*Updated with details about the UPS failure and timeline of the incident
A long list of Microsoft Azure cloud services malfunctioned for hours Friday for a subset of customers using services hosted in a Microsoft data center in Japan due to a cooling system outage that was caused by a failed RUPS (rotary uninterruptible power supply).
Customers had trouble connecting to resources that leverage storage infrastructure in the Japan East region, according to an update on the Azure status website. Both storage and virtual machines were impacted, along with many more cloud services, such as Web Apps, Backup, HDInsight, Key Vault, and Site Recovery. Issues included unavailability of virtual machines and VM reboots.
“Engineers have identified the underlying cause as loss of cooling which caused some resources to undergo an automated shutdown to avoid overheating and ensure data integrity and resilience,” the status page read as of noon Pacific Time. The data center is managed by a third-party vendor, not Microsoft.
The UPS system failure interrupted power supply to the power distribution system that feeds all air handling units of the data center hosting Japan East, shutting the air handlers down, an update posted later in the day said. “The result of the air handlers failing was continued increase in temperature within the entire data center.”
Technicians working for the third-party data center provider and Microsoft’s site services personnel restarted the air handlers and used outside airflow to cool the facility.
The issues started around 7 a.m. Pacific Time and continued into the afternoon as Azure engineers worked to restore the systems. Temperature in the facility was back within operational ranges around 9 a.m., and by 3 p.m. engineers confirmed the storage infrastructure and all dependent services had recovered successfully.
As of the morning of April 3, the company has not said what the cause of the UPS failure was. The latest update on the incident, posted on the day of the outage, said the root cause was still being investigated, and suspect components were sent for analysis.
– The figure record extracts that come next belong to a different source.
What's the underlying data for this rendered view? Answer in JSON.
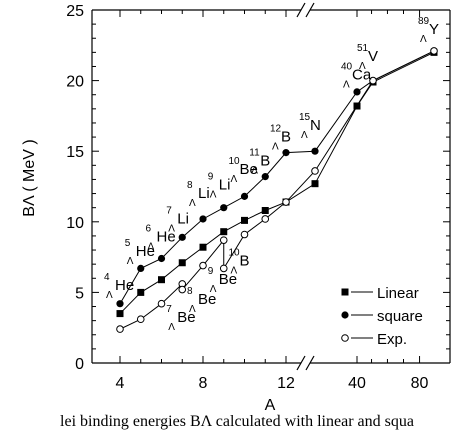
{
  "caption": "lei binding energies BΛ calculated with linear and squa",
  "chart_data": {
    "type": "scatter",
    "xlabel": "A",
    "ylabel": "BΛ ( MeV )",
    "ylim": [
      0,
      25
    ],
    "yticks": [
      0,
      5,
      10,
      15,
      20,
      25
    ],
    "xticks": [
      "4",
      "8",
      "12",
      "40",
      "80"
    ],
    "axis_break": "x between 12 and 40",
    "legend_position": "bottom-right",
    "series": [
      {
        "name": "Linear",
        "marker": "filled-square",
        "points": [
          {
            "A": 4,
            "B": 3.5
          },
          {
            "A": 5,
            "B": 5.0
          },
          {
            "A": 6,
            "B": 5.9
          },
          {
            "A": 7,
            "B": 7.1
          },
          {
            "A": 8,
            "B": 8.2
          },
          {
            "A": 9,
            "B": 9.3
          },
          {
            "A": 10,
            "B": 10.1
          },
          {
            "A": 11,
            "B": 10.8
          },
          {
            "A": 12,
            "B": 11.4
          },
          {
            "A": 13,
            "B": 12.7
          },
          {
            "A": 40,
            "B": 18.2
          },
          {
            "A": 51,
            "B": 19.9
          },
          {
            "A": 89,
            "B": 22.0
          }
        ]
      },
      {
        "name": "square",
        "marker": "filled-circle",
        "points": [
          {
            "A": 4,
            "B": 4.2
          },
          {
            "A": 5,
            "B": 6.7
          },
          {
            "A": 6,
            "B": 7.4
          },
          {
            "A": 7,
            "B": 8.9
          },
          {
            "A": 8,
            "B": 10.2
          },
          {
            "A": 9,
            "B": 11.0
          },
          {
            "A": 10,
            "B": 11.8
          },
          {
            "A": 11,
            "B": 13.2
          },
          {
            "A": 12,
            "B": 14.9
          },
          {
            "A": 13,
            "B": 15.0
          },
          {
            "A": 40,
            "B": 19.2
          },
          {
            "A": 51,
            "B": 20.0
          },
          {
            "A": 89,
            "B": 22.1
          }
        ]
      },
      {
        "name": "Exp.",
        "marker": "open-circle",
        "points": [
          {
            "A": 4,
            "B": 2.4
          },
          {
            "A": 5,
            "B": 3.1
          },
          {
            "A": 6,
            "B": 4.2
          },
          {
            "A": 7,
            "B": 5.6
          },
          {
            "A": 7,
            "B": 5.2
          },
          {
            "A": 8,
            "B": 6.9
          },
          {
            "A": 9,
            "B": 8.7
          },
          {
            "A": 9,
            "B": 6.7
          },
          {
            "A": 10,
            "B": 9.1
          },
          {
            "A": 11,
            "B": 10.2
          },
          {
            "A": 12,
            "B": 11.4
          },
          {
            "A": 13,
            "B": 13.6
          },
          {
            "A": 51,
            "B": 20.0
          },
          {
            "A": 89,
            "B": 22.1
          }
        ]
      }
    ],
    "annotations": [
      {
        "mass": "4",
        "sym": "He",
        "A": 4,
        "B": 5.4
      },
      {
        "mass": "5",
        "sym": "He",
        "A": 5,
        "B": 7.8
      },
      {
        "mass": "6",
        "sym": "He",
        "A": 6,
        "B": 8.8
      },
      {
        "mass": "7",
        "sym": "Li",
        "A": 7,
        "B": 10.1
      },
      {
        "mass": "8",
        "sym": "Li",
        "A": 8,
        "B": 11.9
      },
      {
        "mass": "9",
        "sym": "Li",
        "A": 9,
        "B": 12.5
      },
      {
        "mass": "10",
        "sym": "Be",
        "A": 10,
        "B": 13.6
      },
      {
        "mass": "11",
        "sym": "B",
        "A": 11,
        "B": 14.2
      },
      {
        "mass": "12",
        "sym": "B",
        "A": 12,
        "B": 15.9
      },
      {
        "mass": "15",
        "sym": "N",
        "A": 13,
        "B": 16.7
      },
      {
        "mass": "40",
        "sym": "Ca",
        "A": 40,
        "B": 20.3
      },
      {
        "mass": "51",
        "sym": "V",
        "A": 51,
        "B": 21.6
      },
      {
        "mass": "89",
        "sym": "Y",
        "A": 89,
        "B": 23.5
      },
      {
        "mass": "7",
        "sym": "Be",
        "A": 7,
        "B": 3.1
      },
      {
        "mass": "8",
        "sym": "Be",
        "A": 8,
        "B": 4.4
      },
      {
        "mass": "9",
        "sym": "Be",
        "A": 9,
        "B": 5.8
      },
      {
        "mass": "10",
        "sym": "B",
        "A": 10,
        "B": 7.1
      }
    ]
  }
}
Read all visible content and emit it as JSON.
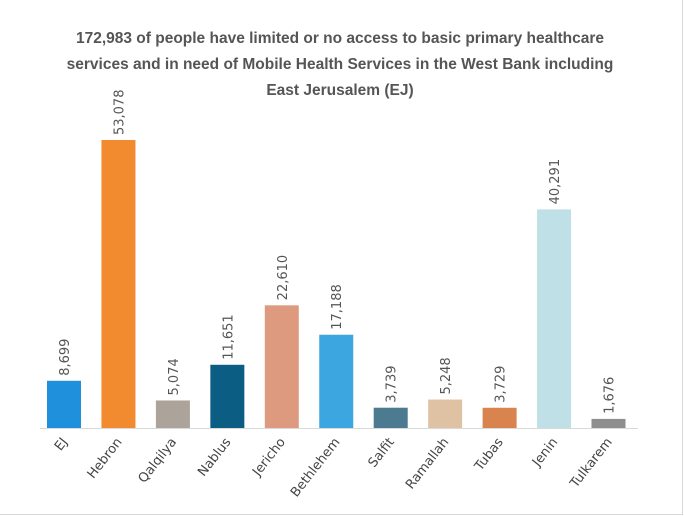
{
  "chart_data": {
    "type": "bar",
    "title_lines": [
      "172,983 of people have limited or no access to basic primary healthcare",
      "services and in need of Mobile Health Services in the West Bank including",
      "East Jerusalem (EJ)"
    ],
    "categories": [
      "EJ",
      "Hebron",
      "Qalqilya",
      "Nablus",
      "Jericho",
      "Bethlehem",
      "Salfit",
      "Ramallah",
      "Tubas",
      "Jenin",
      "Tulkarem"
    ],
    "values": [
      8699,
      53078,
      5074,
      11651,
      22610,
      17188,
      3739,
      5248,
      3729,
      40291,
      1676
    ],
    "value_labels": [
      "8,699",
      "53,078",
      "5,074",
      "11,651",
      "22,610",
      "17,188",
      "3,739",
      "5,248",
      "3,729",
      "40,291",
      "1,676"
    ],
    "colors": [
      "#1f90db",
      "#f28a2f",
      "#aca39a",
      "#0b5d84",
      "#de9a7f",
      "#3ca6e0",
      "#4c7a91",
      "#dfc2a4",
      "#d9834e",
      "#bfe0e6",
      "#8e8e8e"
    ],
    "xlabel": "",
    "ylabel": "",
    "grid": false,
    "legend": "none"
  }
}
Design of the cooling system and the power distribution system had typical redundancy built in for backup. The cooling system is N+1, meaning there is an extra cooling unit available in case one fails. The power distribution system was running at N+2, but one UPS in the parallel N+2 lineup failed and power was cut off to the entire cooling system in the data center.
While the most consequential cloud outage of the year so far – the Amazon Web Services storage service meltdown in late February – was caused by a mistyped command, Friday’s incident in Japan serves as a reminder of the extremely physical nature of the Cloud.
Cooling-related data center outages are common, but not nearly as common as electrical infrastructure problems, and the Microsoft outage is an example of a failure by the latter causing a failure of the former. Malfunctioning uninterruptible power supplies have consistently been reported as the most common cause of data center outages in regular surveys by the Ponemon Institute, commissioned by the company formerly known as Emerson Network Power (now known as Vertiv).
Microsoft Azure launched its Japan East region, hosted in a data center in the Saitama Prefecture, and its Japan West region, hosted in a data center in the Osaka Prefecture, in 2014.